Tribunale dei ministri o tribunale ordinario? Dopo l'ok del giudice per le indagini preliminari Cristina di Censo alla richiesta di giudizio immediato per Silvio Berlusconi avanzata dalla procura di Milano, la linea dei difensori del premier resta su questioni procedurali. Lo ha ribadito Piero Longo, difensore di Silvio Berlusconi insieme con Nicolò Ghedini, in un'intervista al Mattino di Napoli.

Fonti Consulta: sulle questioni di giurisdizione decide la Cassazione (e non la Corte costituzionale)

«Il Parlamento ha già detto che la competenza é del Tribunale dei ministri» ha ricordato il legale precisando tuttavia che «non spetta a noi» sollevare il conflitto di competenza davanti alla Corte costituzionale ma «al Parlamento che ha detto che la competenza é del Tribunale dei ministri. E l'aula parlamentare non l'ha solo detto , ma anche votato». Il riferimento - si ricorda - è al reato più grave (quello di concussione) che per la Procura si è concretizzato con la telefonata fatta dal premier alla questura di Milano per chiedere il rilascio e l'affidamento alla consigliera regionale Nicole Minetti dell'allora minorenne Karima El Marough (Ruby).

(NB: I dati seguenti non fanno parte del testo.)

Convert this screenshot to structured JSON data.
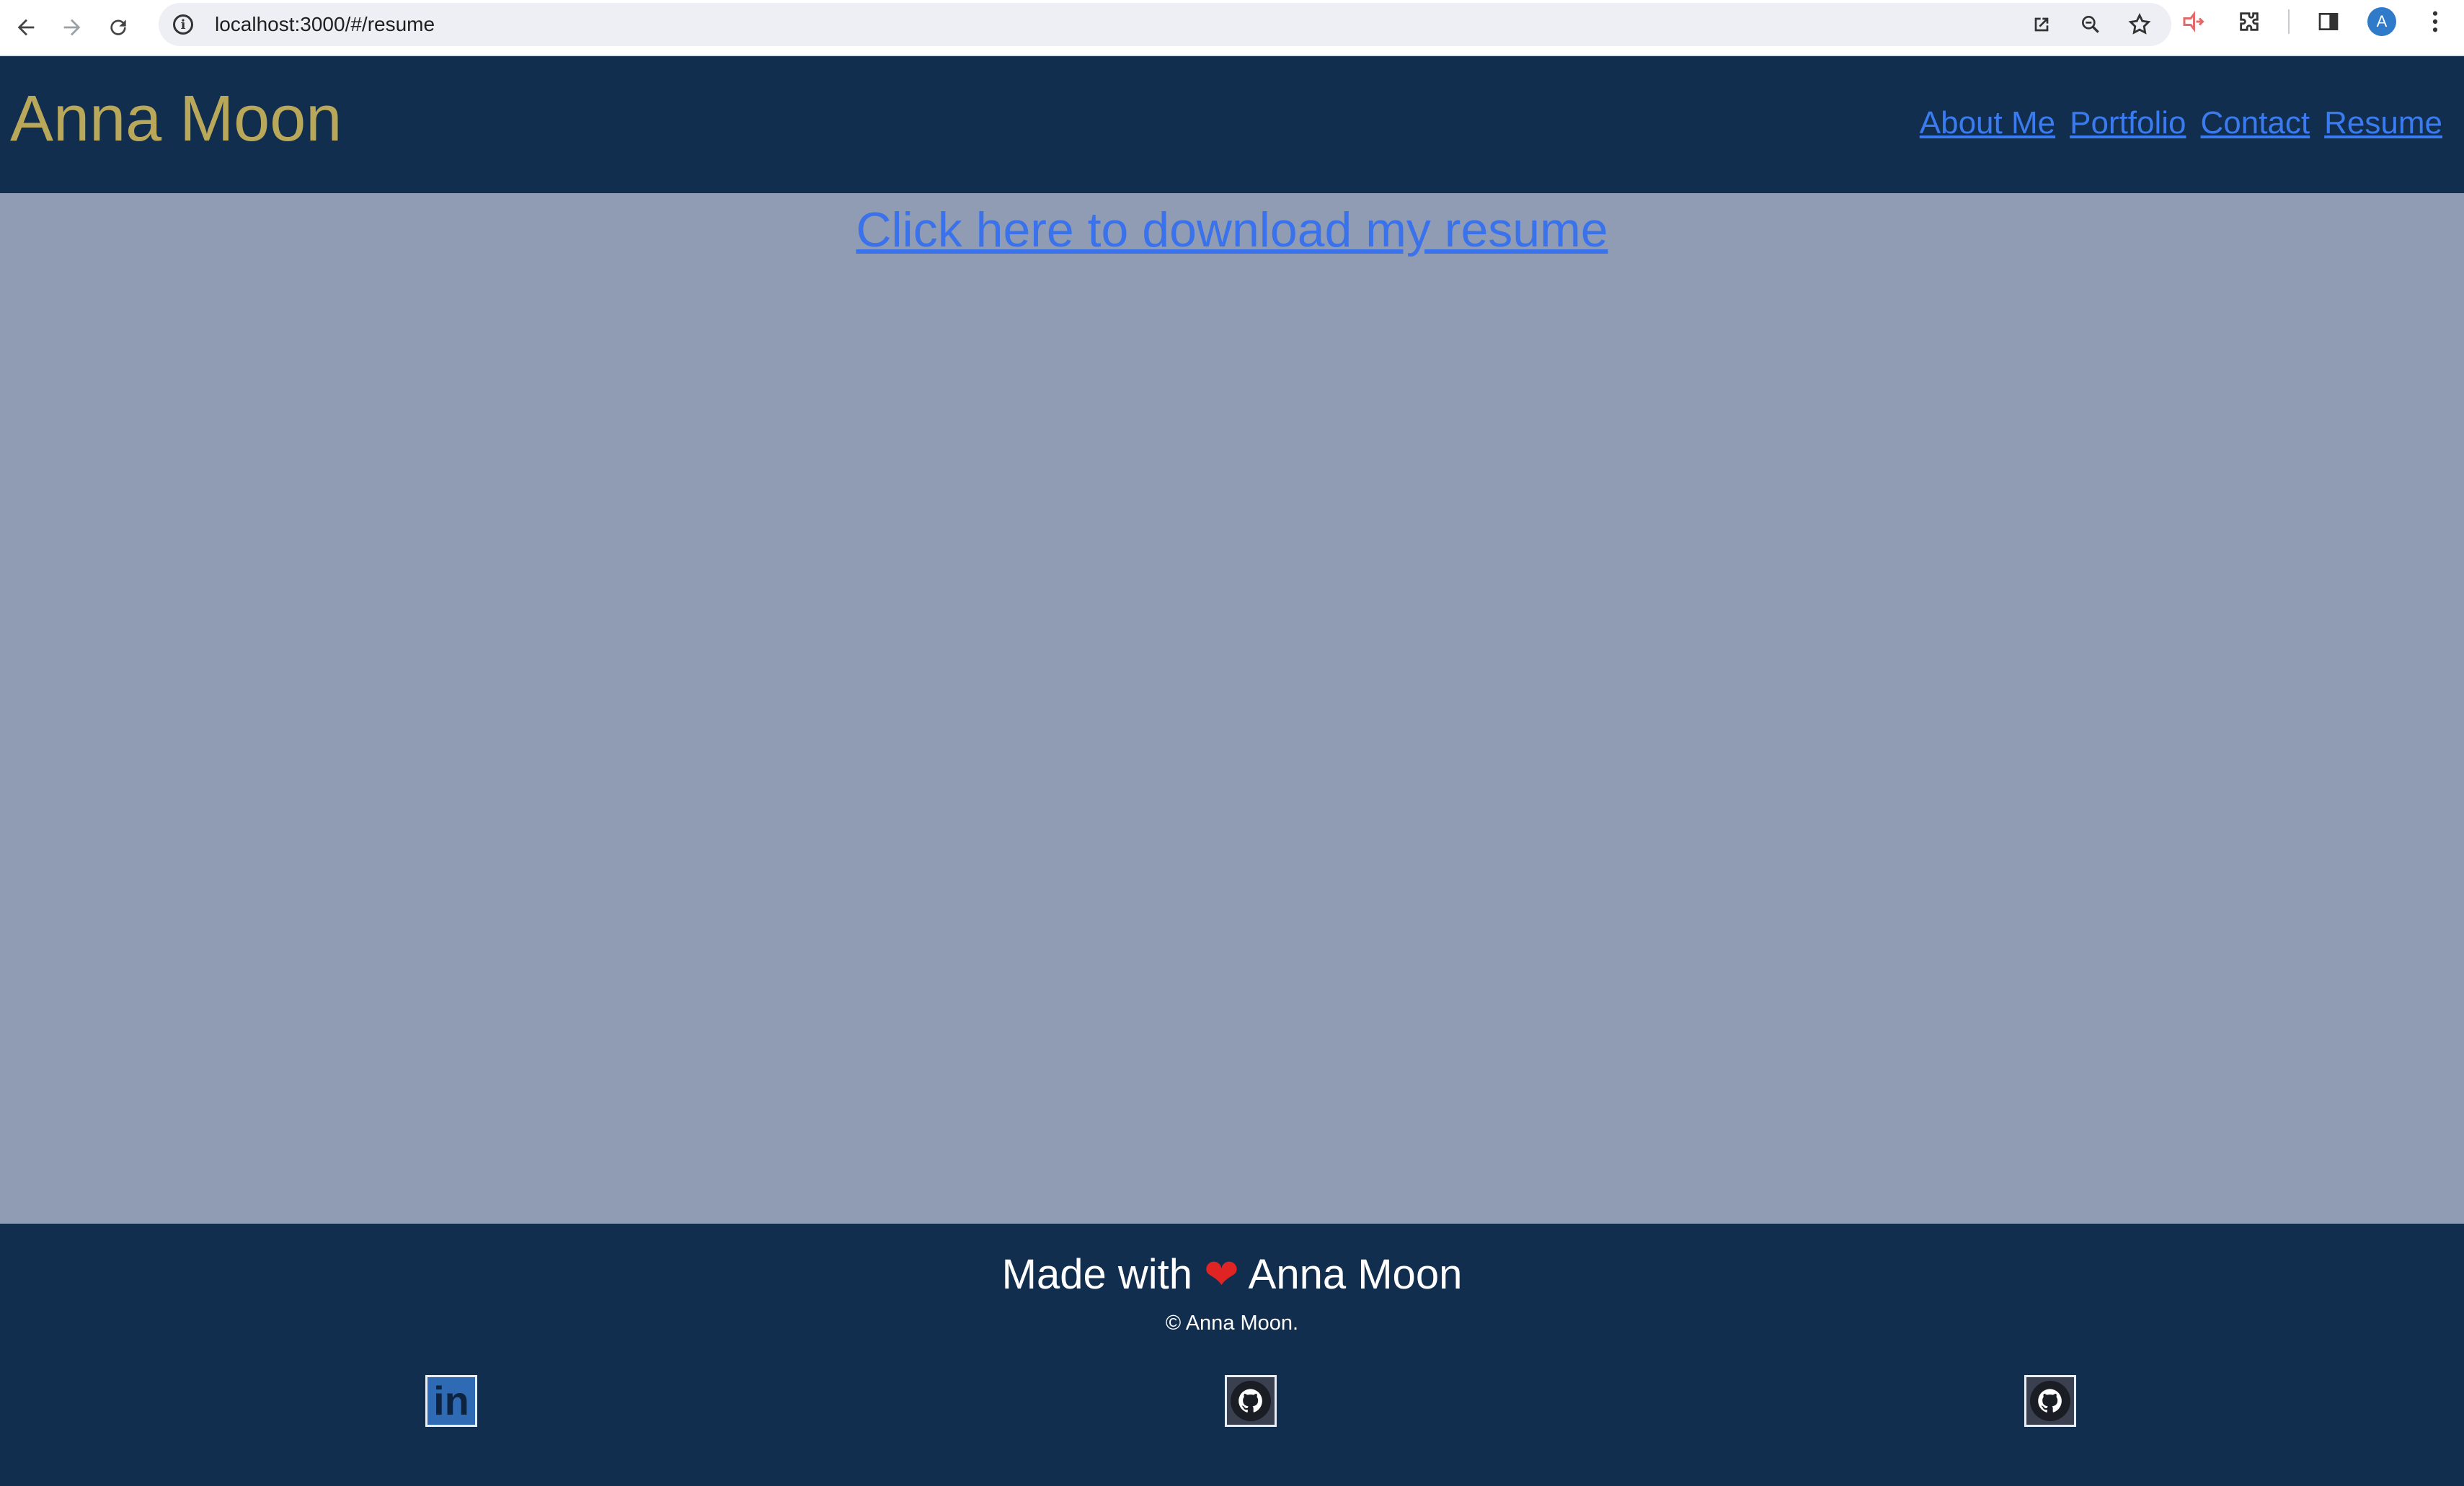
{
  "browser": {
    "url": "localhost:3000/#/resume",
    "avatar_letter": "A"
  },
  "header": {
    "brand": "Anna Moon",
    "nav": [
      "About Me",
      "Portfolio",
      "Contact",
      "Resume"
    ]
  },
  "main": {
    "download_link": "Click here to download my resume"
  },
  "footer": {
    "made_with_prefix": "Made with",
    "heart": "❤",
    "made_with_name": "Anna Moon",
    "copyright": "© Anna Moon.",
    "social": [
      {
        "name": "linkedin",
        "icon": "linkedin-icon",
        "text": "in"
      },
      {
        "name": "github",
        "icon": "github-icon"
      },
      {
        "name": "github",
        "icon": "github-icon"
      }
    ]
  },
  "colors": {
    "header_bg": "#112e4f",
    "page_bg": "#8f9cb3",
    "brand": "#b9a75a",
    "link": "#3a7bf0"
  }
}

Per capire se il reato è ministeriale o no è centrale capire se si è trattato di abuso delle funzioni o abuso della qualità di pubblico ufficiale. A questo punto è dedicato ampio spazio nel decreto di giudizio immediato disposto dal gip. Se Berlusconi avesse abusato delle sue funzioni allora avrebbe dovuto essere processato dal tribunale dei ministri. L'opinione del gip al contrario è che Berlusconi abbia abusato della qualità di pubblico ufficiale «al di fuori di qualsivoglia prerogativa istituzionale e funzionale propria del presidente del Consiglio dei Ministri». Per questa ragione quindi dovrebbe essere giudicato dal tribunale ordinario.

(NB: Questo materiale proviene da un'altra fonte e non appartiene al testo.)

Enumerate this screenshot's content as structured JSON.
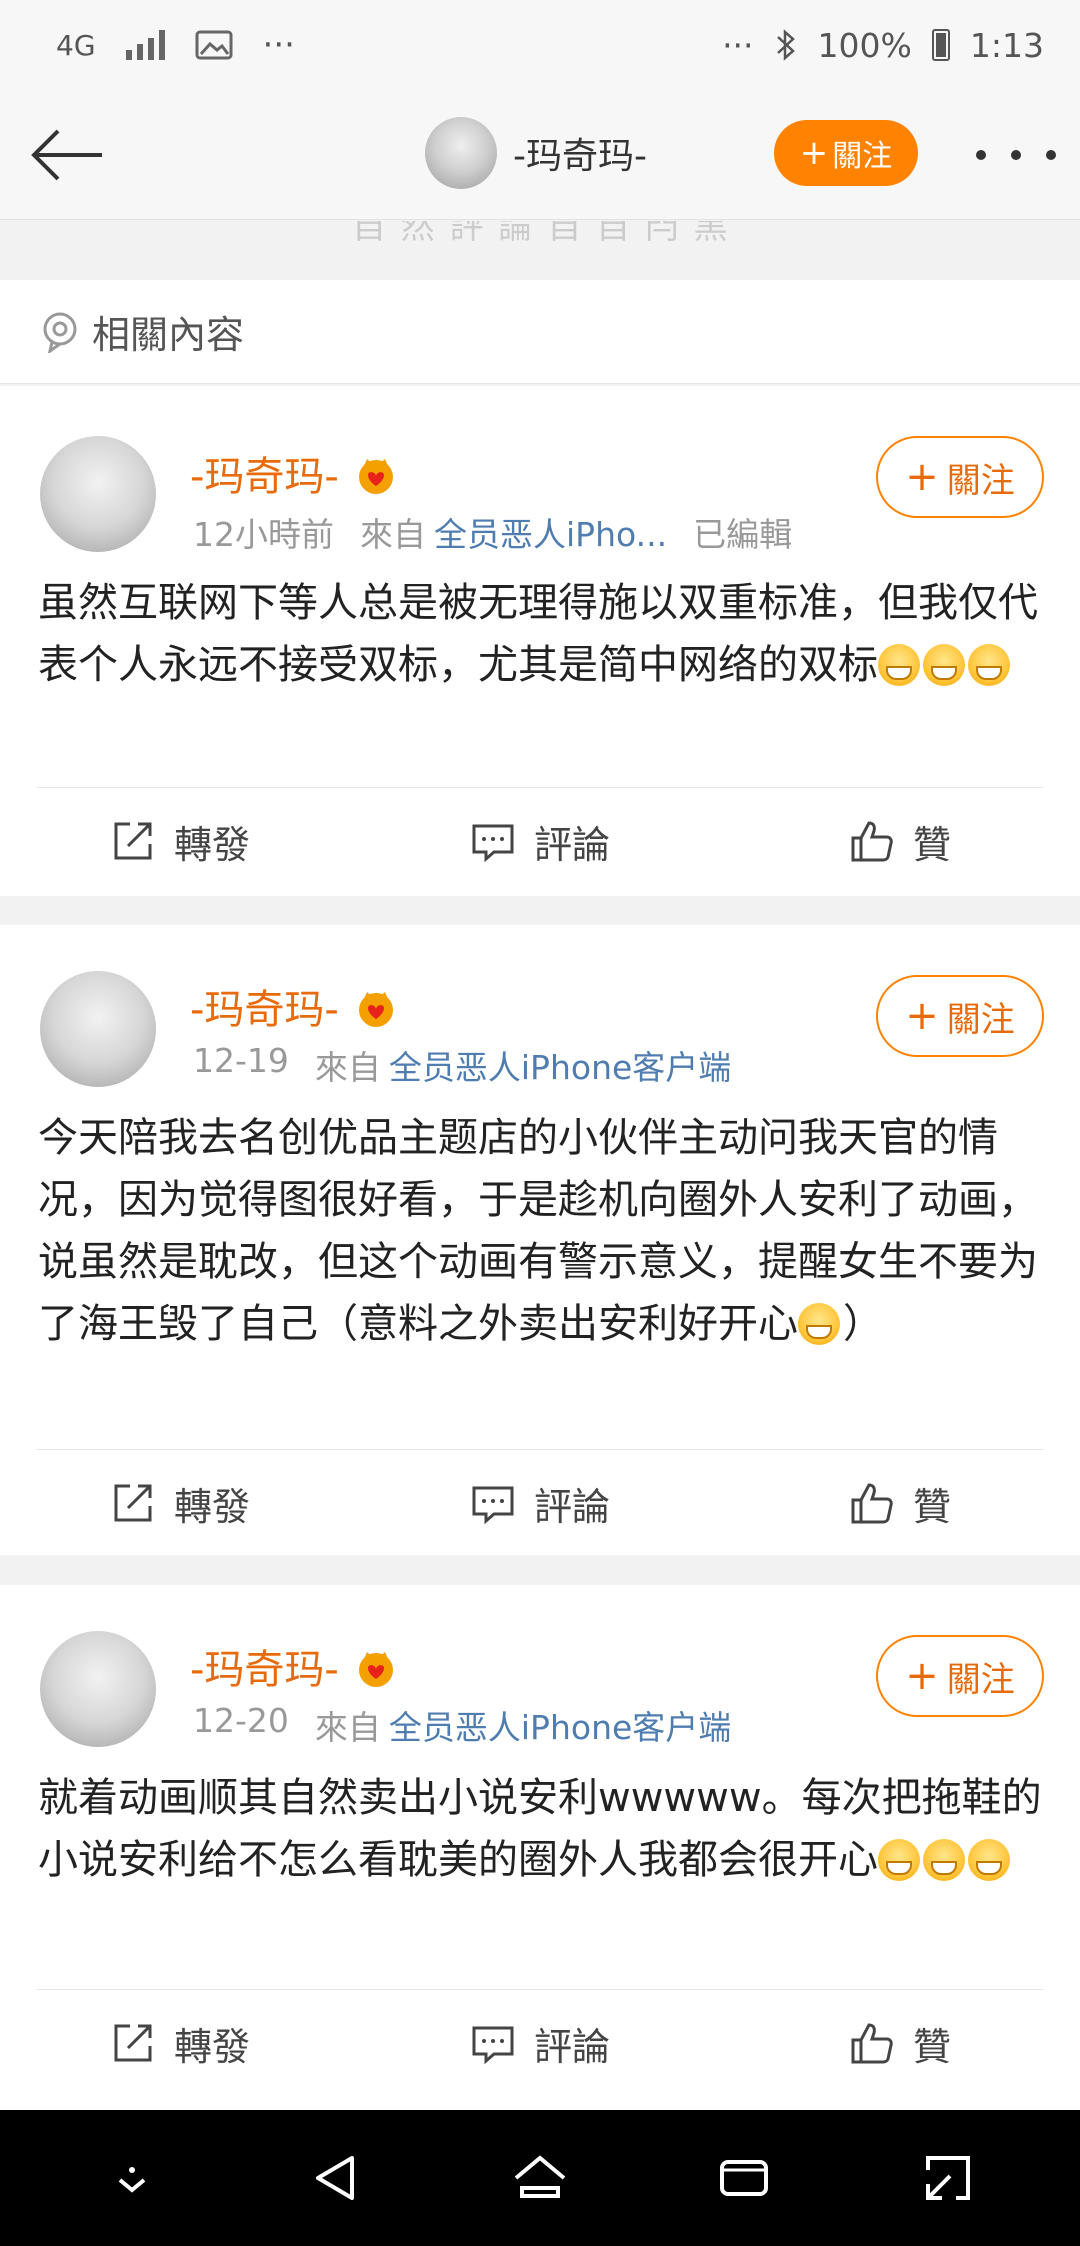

Il giudice cita l'articolo 96 della Costituzione, come sostituito dalla legge costituzionale del 16-01-1989, e varie sentenze della Cassazione per provare quanto sostiene. Secondo la Carta il premier e i ministri devono essere processati davanti al tribunale dei ministri per i reati commessi «nell'esercizio delle loro funzioni». Quest'ultimo aspetto, scrive il gip, è stato esplicitato in diverse sentenze della Consulta. La prima (n. 3025 del 6 agosto 1992) stabilisce che un reato ministeriale è tale se commesso «nell'ambito di atti e provvedimenti posti in essere nell'espletamento dei compiti attribuiti dalla legge al ministro».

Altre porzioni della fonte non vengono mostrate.